Ce dernier pousse volontairement le liseur à se demander si fermer le livre ne lui offrirait pas l'opportunité d'une échappatoire, d'une délivrance. Un instinct de protection face aux souffrances qui sont décrites sans fioritures, avec l'honnêteté de ceux qui les vivent.
L'héroïne entretient une relation fusionnelle, presque érotique, avec la langue, l'écriture; par la jouissance de leur possession elle guérirait et dépasserait sa haine. Cette haine qui réside au creux de questions simples "pourquoi?", "dans quel but?", questionnement omniprésent d'Irène face à ce qu'elle considère comme son handicape, son psoriasis. La littérature comme moyen de ne plus souffrir de la distance que ressent Irène par rapport à la société, par rapport au monde.
Une machine littéraire efficace accompagne le récit. le début de l'oeuvre est marqué par l'utilisation de phrases incisives, courtes, preuves qu'Irène est en train de constituer un discours, son discours mais qu'elle n'a pas encore reçu le don de parole. Les pensées du personnage s'allongent et se complexifient en parallèle à l'écriture de Lorette Nobécourt. C'est l'instant où Irène s'approprie le langage, où elle sort de sa condition de victime.
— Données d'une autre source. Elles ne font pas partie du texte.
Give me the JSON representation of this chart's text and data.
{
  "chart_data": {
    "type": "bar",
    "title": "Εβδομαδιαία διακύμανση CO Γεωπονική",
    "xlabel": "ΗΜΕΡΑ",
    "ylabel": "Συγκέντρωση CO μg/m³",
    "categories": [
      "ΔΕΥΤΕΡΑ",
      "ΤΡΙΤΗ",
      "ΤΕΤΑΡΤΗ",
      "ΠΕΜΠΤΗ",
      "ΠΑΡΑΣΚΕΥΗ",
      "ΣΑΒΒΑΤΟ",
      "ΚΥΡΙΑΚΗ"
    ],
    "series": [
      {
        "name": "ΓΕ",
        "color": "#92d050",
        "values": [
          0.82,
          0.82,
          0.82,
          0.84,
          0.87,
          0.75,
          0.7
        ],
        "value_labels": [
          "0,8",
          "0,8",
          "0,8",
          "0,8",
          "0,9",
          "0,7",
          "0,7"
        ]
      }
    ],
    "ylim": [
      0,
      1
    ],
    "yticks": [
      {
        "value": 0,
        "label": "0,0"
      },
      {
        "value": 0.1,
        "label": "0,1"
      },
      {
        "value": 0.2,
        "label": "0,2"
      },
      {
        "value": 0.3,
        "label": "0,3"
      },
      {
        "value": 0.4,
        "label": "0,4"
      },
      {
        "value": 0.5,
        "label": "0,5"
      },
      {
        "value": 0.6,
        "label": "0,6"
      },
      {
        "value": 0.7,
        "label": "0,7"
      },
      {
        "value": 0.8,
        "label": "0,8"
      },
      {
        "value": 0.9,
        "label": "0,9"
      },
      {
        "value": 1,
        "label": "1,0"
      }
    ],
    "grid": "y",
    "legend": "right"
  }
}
Lorsque, par le fait d'un déplacement de culpabilité, Irène chute à nouveau, on assiste au retour de ces phrases à vif. La narratrice se détache du monde, elle rend la parole après avoir vécu une désillusion insupportable.
Un texte à vif, une littérature de l'urgence qui ne souffre d'aucun compromis. C'est l'aveu sincère et brutal d'un ressenti intolérable.
"Je suis désormais de toutes les histoires. Je suis dieu puisqu'il m'est égal qu'il y ait un dieu. Je suis tout le monde parce que je ne suis personne. Puisque je ne joue plus aucun rôle; puisque j'ai cessé d'avoir une idée quelconque de ce que je devais être".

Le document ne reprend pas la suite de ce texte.